Hello Group,
For those of you who are wanting to use Fusion360 for designing traditional wood type model airplanes, Ive been posting some videos on my workflow and techniques.
https://www.youtube.com/channel/UCoASM9VCb9taMpLwgS8AmRA
If anyone has questions, feel free to ask.
Here are some examples of what I have finally been able to achieve in Fusion.
Have you found a way of applying a surface for the covering material. I tried offset surface and patch the the open space with some success and spectacular failures.
I always start with a full solid model of the entire aircraft. Then "chop" it up into ribs, formers, skin, spars etc. much like Roy does. To get the covering, go back to the starting solid of the entire aircraft and shell it with a very thin thickness. This can then be colored and decals applied as needed.
Thats probably the easiest way to do it. I always duplicate my solid bodies, and keep them, just in case.
You could also do an offset of the solid body and thicken it.
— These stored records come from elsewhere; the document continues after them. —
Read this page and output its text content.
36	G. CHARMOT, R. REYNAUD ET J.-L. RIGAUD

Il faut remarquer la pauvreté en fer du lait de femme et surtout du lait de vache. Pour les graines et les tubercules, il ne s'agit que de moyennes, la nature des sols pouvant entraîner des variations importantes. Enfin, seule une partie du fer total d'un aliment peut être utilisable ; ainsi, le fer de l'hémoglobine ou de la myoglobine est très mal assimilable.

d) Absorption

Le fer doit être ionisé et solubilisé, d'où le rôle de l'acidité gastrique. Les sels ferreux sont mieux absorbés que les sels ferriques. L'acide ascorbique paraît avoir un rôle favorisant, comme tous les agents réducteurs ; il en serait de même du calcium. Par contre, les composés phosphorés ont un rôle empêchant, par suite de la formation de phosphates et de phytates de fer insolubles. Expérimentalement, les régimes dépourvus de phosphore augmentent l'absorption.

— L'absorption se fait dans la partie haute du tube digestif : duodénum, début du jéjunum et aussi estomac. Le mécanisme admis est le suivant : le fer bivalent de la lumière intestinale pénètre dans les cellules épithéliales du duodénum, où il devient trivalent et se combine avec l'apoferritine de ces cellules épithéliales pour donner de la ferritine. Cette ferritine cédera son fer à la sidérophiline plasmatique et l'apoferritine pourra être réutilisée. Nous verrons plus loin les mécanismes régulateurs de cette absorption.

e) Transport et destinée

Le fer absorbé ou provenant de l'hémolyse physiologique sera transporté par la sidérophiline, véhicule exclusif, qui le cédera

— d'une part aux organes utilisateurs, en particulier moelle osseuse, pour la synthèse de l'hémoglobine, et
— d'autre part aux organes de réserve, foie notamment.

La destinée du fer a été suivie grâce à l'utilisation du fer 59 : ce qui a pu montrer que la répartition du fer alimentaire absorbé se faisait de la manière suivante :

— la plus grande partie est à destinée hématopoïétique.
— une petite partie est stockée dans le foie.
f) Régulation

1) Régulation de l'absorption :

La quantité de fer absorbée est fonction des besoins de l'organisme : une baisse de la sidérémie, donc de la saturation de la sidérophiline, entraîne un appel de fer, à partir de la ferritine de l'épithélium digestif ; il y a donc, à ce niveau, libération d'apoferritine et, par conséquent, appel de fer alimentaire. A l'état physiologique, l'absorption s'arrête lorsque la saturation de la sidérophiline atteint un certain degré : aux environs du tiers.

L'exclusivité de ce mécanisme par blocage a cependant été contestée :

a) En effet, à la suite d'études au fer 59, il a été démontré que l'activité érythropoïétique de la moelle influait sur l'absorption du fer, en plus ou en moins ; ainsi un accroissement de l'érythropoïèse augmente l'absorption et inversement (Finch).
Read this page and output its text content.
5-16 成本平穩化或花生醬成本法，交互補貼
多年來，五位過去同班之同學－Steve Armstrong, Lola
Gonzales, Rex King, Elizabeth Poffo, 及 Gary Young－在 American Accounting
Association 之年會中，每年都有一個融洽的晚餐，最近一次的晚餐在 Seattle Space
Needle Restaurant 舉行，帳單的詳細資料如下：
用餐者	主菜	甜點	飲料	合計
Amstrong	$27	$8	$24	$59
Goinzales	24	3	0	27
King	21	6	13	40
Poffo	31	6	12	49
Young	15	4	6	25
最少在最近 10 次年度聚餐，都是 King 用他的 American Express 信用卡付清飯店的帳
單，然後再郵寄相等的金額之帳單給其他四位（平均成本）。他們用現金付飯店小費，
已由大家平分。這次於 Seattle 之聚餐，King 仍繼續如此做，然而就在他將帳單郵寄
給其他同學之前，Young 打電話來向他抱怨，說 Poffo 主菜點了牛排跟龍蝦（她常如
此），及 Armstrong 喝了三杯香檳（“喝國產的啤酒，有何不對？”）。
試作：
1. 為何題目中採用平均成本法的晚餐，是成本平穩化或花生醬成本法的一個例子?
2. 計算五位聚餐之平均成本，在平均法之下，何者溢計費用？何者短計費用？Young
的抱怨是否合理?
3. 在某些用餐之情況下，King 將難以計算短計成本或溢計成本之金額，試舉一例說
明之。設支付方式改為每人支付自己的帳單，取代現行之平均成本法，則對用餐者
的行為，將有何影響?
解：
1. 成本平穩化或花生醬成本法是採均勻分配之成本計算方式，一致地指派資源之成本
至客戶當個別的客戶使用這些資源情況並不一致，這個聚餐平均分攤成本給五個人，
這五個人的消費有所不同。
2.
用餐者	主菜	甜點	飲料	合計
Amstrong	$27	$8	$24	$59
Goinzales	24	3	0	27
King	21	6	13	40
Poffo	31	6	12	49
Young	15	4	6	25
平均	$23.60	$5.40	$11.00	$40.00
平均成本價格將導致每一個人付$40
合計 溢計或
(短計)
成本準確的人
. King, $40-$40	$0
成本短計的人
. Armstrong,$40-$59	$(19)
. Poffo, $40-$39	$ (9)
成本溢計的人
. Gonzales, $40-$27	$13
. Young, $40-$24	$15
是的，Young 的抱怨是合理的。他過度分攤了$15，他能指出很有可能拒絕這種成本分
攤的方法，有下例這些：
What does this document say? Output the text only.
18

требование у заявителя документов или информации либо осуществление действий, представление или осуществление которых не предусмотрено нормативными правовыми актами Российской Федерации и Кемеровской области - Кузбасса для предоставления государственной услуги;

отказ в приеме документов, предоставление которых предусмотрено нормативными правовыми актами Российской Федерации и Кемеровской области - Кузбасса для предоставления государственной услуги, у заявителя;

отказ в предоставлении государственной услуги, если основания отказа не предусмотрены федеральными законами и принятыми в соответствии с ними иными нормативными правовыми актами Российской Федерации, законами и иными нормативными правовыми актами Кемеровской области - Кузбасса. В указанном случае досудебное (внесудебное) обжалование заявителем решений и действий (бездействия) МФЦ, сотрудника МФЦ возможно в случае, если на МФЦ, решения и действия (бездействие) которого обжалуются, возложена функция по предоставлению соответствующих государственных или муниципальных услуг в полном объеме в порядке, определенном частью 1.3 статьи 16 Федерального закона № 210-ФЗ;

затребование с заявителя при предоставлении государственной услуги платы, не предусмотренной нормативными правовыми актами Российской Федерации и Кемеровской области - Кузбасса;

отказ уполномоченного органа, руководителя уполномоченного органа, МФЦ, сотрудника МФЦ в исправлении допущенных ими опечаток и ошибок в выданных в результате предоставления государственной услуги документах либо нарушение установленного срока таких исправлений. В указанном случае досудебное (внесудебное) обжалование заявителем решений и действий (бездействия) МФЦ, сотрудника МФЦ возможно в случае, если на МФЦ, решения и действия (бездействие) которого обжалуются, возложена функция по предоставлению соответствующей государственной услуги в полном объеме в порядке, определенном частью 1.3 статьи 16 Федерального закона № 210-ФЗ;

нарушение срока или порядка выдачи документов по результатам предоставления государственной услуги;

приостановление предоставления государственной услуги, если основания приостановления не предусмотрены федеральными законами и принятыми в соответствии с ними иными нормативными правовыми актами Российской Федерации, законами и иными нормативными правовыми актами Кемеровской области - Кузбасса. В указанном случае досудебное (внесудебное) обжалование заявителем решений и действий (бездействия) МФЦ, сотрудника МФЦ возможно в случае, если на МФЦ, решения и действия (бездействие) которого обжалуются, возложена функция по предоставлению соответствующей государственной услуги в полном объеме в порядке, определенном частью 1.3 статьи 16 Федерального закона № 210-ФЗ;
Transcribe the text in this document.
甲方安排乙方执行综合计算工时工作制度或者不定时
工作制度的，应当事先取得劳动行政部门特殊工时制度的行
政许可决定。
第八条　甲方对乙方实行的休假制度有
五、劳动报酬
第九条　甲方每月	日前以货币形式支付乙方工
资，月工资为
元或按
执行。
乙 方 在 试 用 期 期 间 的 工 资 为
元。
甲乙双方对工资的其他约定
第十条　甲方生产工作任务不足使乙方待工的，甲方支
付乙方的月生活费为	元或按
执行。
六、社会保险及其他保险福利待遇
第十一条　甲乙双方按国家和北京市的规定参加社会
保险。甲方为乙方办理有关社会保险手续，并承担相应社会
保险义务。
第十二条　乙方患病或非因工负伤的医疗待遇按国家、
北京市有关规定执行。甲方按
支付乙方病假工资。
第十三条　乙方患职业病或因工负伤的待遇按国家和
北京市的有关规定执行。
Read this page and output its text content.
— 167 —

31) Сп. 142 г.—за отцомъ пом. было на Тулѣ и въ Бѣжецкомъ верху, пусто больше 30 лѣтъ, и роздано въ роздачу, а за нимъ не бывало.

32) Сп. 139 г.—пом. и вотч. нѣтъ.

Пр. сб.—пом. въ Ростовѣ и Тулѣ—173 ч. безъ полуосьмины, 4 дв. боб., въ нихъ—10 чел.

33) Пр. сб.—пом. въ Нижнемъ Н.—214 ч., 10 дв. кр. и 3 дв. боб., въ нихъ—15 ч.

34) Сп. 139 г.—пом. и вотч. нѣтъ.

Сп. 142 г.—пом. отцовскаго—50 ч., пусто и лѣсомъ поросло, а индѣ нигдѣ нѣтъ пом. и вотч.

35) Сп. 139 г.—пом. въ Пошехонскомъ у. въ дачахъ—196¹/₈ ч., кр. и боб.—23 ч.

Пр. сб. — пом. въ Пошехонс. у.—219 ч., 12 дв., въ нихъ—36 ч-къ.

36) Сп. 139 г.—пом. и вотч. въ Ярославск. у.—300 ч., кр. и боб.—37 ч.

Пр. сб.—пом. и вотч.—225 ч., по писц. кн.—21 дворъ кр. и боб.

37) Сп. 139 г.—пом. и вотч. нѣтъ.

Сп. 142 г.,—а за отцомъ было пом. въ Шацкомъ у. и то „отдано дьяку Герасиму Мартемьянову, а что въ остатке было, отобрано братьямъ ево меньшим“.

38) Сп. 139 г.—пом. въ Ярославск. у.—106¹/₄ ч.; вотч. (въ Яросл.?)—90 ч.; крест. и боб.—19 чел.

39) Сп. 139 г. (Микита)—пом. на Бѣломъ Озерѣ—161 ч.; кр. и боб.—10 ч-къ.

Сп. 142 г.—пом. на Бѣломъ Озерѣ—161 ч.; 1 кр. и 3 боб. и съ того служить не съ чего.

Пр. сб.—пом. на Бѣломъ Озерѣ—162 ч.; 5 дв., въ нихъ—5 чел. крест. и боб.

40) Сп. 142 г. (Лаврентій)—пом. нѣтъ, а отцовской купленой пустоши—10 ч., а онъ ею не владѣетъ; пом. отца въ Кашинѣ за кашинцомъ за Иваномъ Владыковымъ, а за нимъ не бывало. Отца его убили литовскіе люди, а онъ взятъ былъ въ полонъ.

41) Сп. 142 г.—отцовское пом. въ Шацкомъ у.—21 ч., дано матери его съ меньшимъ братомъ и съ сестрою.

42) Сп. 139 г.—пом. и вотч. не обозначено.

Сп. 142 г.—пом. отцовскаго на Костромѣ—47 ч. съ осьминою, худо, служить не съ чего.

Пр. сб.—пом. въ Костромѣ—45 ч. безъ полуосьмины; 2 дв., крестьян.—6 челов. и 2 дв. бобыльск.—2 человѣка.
This is about what the result looks like. Ignore this color scheme. I threw it together from scratch in about 15 minutes since I don't normally model the covering. By the way, I'm aiming more towards the Swiss Air Force scheme.
Depending upon your display card and settings, a thin layer like this may not display correctly. Mine looked terrible until I actually did a ray-trace rendering.
I use Inventor and do a top down design proccess. Everything is derived from, and remains linked to, the base solid model. If I change the base, all parts update to match. I'm not sure if Fusion has this capability.
By the way: Your techniques and tutorial videos are top notch.
Yep, I tend to design outside in. With Fusion, you can alter the design by going back and changing things in the timeline.
Have you posted any of your designs?
And the next question of course, have you built any of these?
This is my current build:
I had never thought of keeping a complete solid body. normally I am working from paper plans or similar then extrude or loft all of the parts.
I do like the idea of working from a solid body for covering simulation.
I remember seeing the ads for that plane way back in the old days!
It's looking really nice!
I wonder if I can do my weight and balance in Fusion?
What do you use to drive your laser?
I'm "printing" everything for the plane from AutoCAD 2022. (Anything art related goes through Coreldraw.)
That sounds quite convoluted but Inventor does an incredible job of automatically nesting the parts on a given sheet size. However, it can't create nests from anything with splines and the patterns are spline heavy. So I have to convert the splines to polylines in AutoCAD. I can't "print" to the laser from Inventor so everything has to go back to AutoCAD in the end.
The nesting environment in Inventor is relatively new. It's got quite a few bugs to be worked out. I'm hoping they make some significant improvements soon.
I designate all materials and when installing things like servos and other easily moved items I follow up with "Center of Mass".
Might only be close as I haven't weighed actual engines against the 3D models however if the center of mass is within a half inch or so and where I expect it to be then I know things are going well.
I weigh all components and override the calculated weight for each piece. However for balsa and plywood, I let the CAD system calculate the weight after I’ve entered the density. Since the collective CG for balsa and plywood components is already near the center of lift, errors are insignificant. It’s the subcomponents that matter: engine, servos, batteries, etc.
That does sound like quite the process to get to the laser.
Fusion can nest, but I've not tried it. There is a website that can nest, but I've not messed with it enough figure out if will account for grain orientation.
After I flatten all my parts, I create a sketch of them and export that. Then it goes into Lightburn, where I manually nest.
It's not too horrible.
Inventor allows input of stock size and inventory. It will actually spread the patterns across multiple sheets of different sizes. You can set allowable rotations, mirrors and tolerances. I can tell it to automatically mirror or rotate as needed. Rotation doesn’t have to be exactly 90 or 180. You can set a tolerance +- some amount. You set quantities, margins between parts and the edges. Then press go. Unless there are only a very few parts, it does a much better job of nesting than I could ever do. For some reason if there aren’t many parts then the nesting seems to be quite poor. But in that case I’d be better off doing it manually anyway. The nest program maintains a link to the original pattern so if a pattern is updated it will be automatically updated in the nesting program. In spite of the steps I have to take it actually saves a lot of time.
Interesting...
Now, you're inspiring me to mess with Fusion's nesting function.